Генерал нетерпеливо вышел из коляски:
— Эй, вы, живо навести мост! Знаете, кто я?
— Известно, ваше превосходительство. Слухом земля полнится. Только извините, ослушаться своего барина не смеем!
— Розгами засеку! — побагровев, задыхался от гнева начальник губернии.
— Воля ваша, перебирайтесь к нам и-секите! — с озорством отозвались мужики.
— Погодите, я до вашего барина доберусь! — пригрозил губернатор и закричал ямщику: — Гони назад, в объезд!
Вернулись к первому мосту, а его как и не бывало. На другой стороне глубокого рва в походном креслице сидел сам отставной лейб-гвардии поручик и спокойно покуривал трубку.
— Господин Свистунов, что за озорство? — сдерживая гнев, заискивая, выкрикнул губернатор.
Опальный поручик остался глух и нем к истошным крикам. Губернатор и грозил ему и умолял, а Свистунов пускал синие кольца табачного дыма и умиленно рассматривал легкие пушистые облачка, безмятежно плывшие по ярко-синему небу.

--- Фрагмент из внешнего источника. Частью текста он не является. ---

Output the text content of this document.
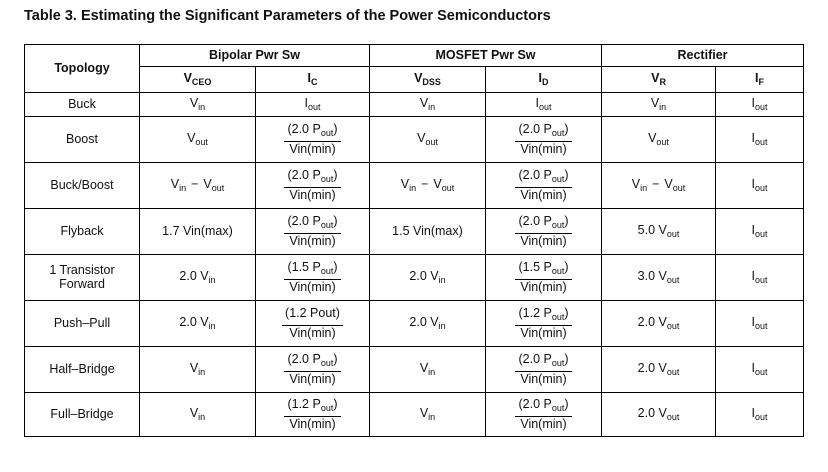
Table 3. Estimating the Significant Parameters of the Power Semiconductors
Topology	Bipolar Pwr Sw		MOSFET Pwr Sw		Rectifier	
	$V_{CEO}$	$I_C$	$V_{DSS}$	$I_D$	$V_R$	$I_F$
Buck	$V_{in}$	$I_{out}$	$V_{in}$	$I_{out}$	$V_{in}$	$I_{out}$
Boost	$V_{out}$	$\frac{(2.0 P_{out})}{\text{Vin(min)}}$	$V_{out}$	$\frac{(2.0 P_{out})}{\text{Vin(min)}}$	$V_{out}$	$I_{out}$
Buck/Boost	$V_{in} - V_{out}$	$\frac{(2.0 P_{out})}{\text{Vin(min)}}$	$V_{in} - V_{out}$	$\frac{(2.0 P_{out})}{\text{Vin(min)}}$	$V_{in} - V_{out}$	$I_{out}$
Flyback	1.7 Vin(max)	$\frac{(2.0 P_{out})}{\text{Vin(min)}}$	1.5 Vin(max)	$\frac{(2.0 P_{out})}{\text{Vin(min)}}$	5.0 $V_{out}$	$I_{out}$
1 Transistor
Forward	2.0 $V_{in}$	$\frac{(1.5 P_{out})}{\text{Vin(min)}}$	2.0 $V_{in}$	$\frac{(1.5 P_{out})}{\text{Vin(min)}}$	3.0 $V_{out}$	$I_{out}$
Push–Pull	2.0 $V_{in}$	$\frac{\text{(1.2 Pout)}}{\text{Vin(min)}}$	2.0 $V_{in}$	$\frac{(1.2 P_{out})}{\text{Vin(min)}}$	2.0 $V_{out}$	$I_{out}$
Half–Bridge	$V_{in}$	$\frac{(2.0 P_{out})}{\text{Vin(min)}}$	$V_{in}$	$\frac{(2.0 P_{out})}{\text{Vin(min)}}$	2.0 $V_{out}$	$I_{out}$
Full–Bridge	$V_{in}$	$\frac{(1.2 P_{out})}{\text{Vin(min)}}$	$V_{in}$	$\frac{(2.0 P_{out})}{\text{Vin(min)}}$	2.0 $V_{out}$	$I_{out}$
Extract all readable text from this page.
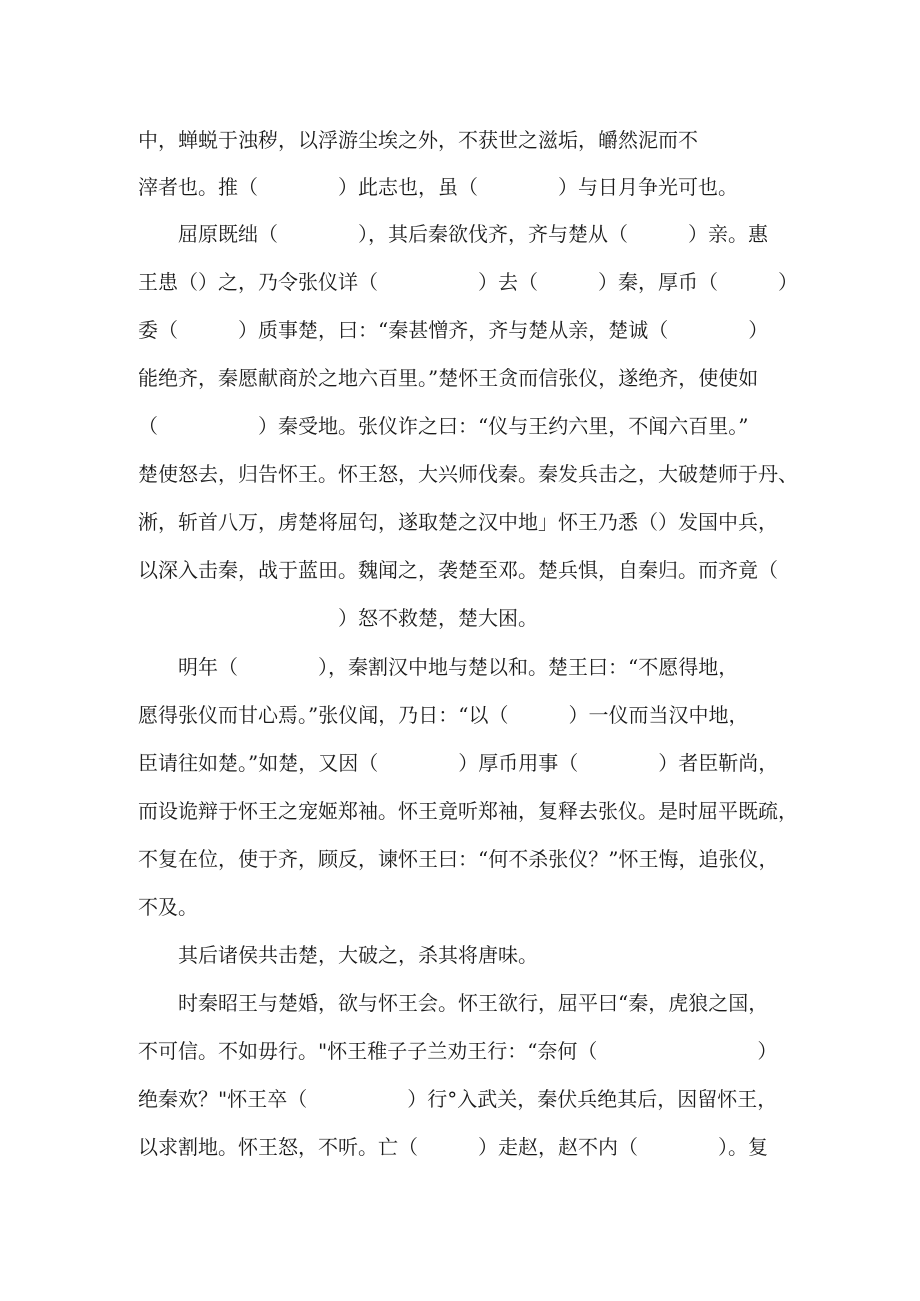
中，蝉蜕于浊秽，以浮游尘埃之外，不获世之滋垢，皭然泥而不
滓者也。推（　　　　）此志也，虽（　　　　）与日月争光可也。
　　屈原既绌（　　　　），其后秦欲伐齐，齐与楚从（　　　）亲。惠
王患（）之，乃令张仪详（　　　　　）去（　　　）秦，厚币（　　　）
委（　　　）质事楚，曰：“秦甚憎齐，齐与楚从亲，楚诚（　　　　）
能绝齐，秦愿献商於之地六百里。”楚怀王贪而信张仪，遂绝齐，使使如
（　　　　　）秦受地。张仪诈之曰：“仪与王约六里，不闻六百里。”
楚使怒去，归告怀王。怀王怒，大兴师伐秦。秦发兵击之，大破楚师于丹、
淅，斩首八万，虏楚将屈匄，遂取楚之汉中地」怀王乃悉（）发国中兵，
以深入击秦，战于蓝田。魏闻之，袭楚至邓。楚兵惧，自秦归。而齐竟（
　　　　　　　　　　）怒不救楚，楚大困。
　　明年（　　　　），秦割汉中地与楚以和。楚王曰：“不愿得地，
愿得张仪而甘心焉。”张仪闻，乃日：“以（　　　）一仪而当汉中地，
臣请往如楚。”如楚，又因（　　　　）厚币用事（　　　　）者臣靳尚，
而设诡辩于怀王之宠姬郑袖。怀王竟听郑袖，复释去张仪。是时屈平既疏，
不复在位，使于齐，顾反，谏怀王曰：“何不杀张仪？”怀王悔，追张仪，
不及。
　　其后诸侯共击楚，大破之，杀其将唐味。
　　时秦昭王与楚婚，欲与怀王会。怀王欲行，屈平曰“秦，虎狼之国，
不可信。不如毋行。"怀王稚子子兰劝王行：“奈何（　　　　　　　　）
绝秦欢？"怀王卒（　　　　　）行°入武关，秦伏兵绝其后，因留怀王，
以求割地。怀王怒，不听。亡（　　　）走赵，赵不内（　　　　）。复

— Господин гвардии поручик, — не вытерпел и взмолился генерал, — выпустите меня из несносного плена.
— А мне каково, ваше превосходительство? — наконец отозвался Свистунов. — За что и про что меня мытарите? Извольте, сударь, на себе испытать, сколь неприятно находиться в щекотливом положении. Позвольте, ваше превосходительство, пожелать вам спокойной ночи! — Поручик учтиво поклонился губернатору, уселся в поданный экипаж и укатил. А генерал так и остался мытариться на голом островке…
Вспоминая об этом, Демидов улыбнулся: «Он, он, старый знакомый!» — и весело закричал ямщику:
— Гони, холоп, быстрей!
Кони и без того бешено рвались вперед. Мимо мелькали осиянные луной перелески, блестели озера, гремели под копытами мосты. Вот впереди, плавясь серебром, заискрился пруд, под мшистым мельничным колесом зашумела вода, и над плотиной выросли и сдвинулись кронами могучие молчаливые дубы.
— Вот и поместье, барин! — выкрикнул ямщик и щелкнул бичом. — Понесли, залетные!
По крутому извилистому берегу Красивой Мечи лепились домишки. Встревоженные дворняжки выбирались из подворотен и с хриплым лаем бросались под ноги коней. А коляска с шумом катилась прямо на яркие огни. Несмотря на полуночный час, впереди золотыми квадратами сияли освещенные окна огромного барского дома. Белые колонны его поднимались среди вековых лип. Ямщик молодецки развернул тройку и лихо подкатил к высокому крыльцу, украшенному массивной колоннадой.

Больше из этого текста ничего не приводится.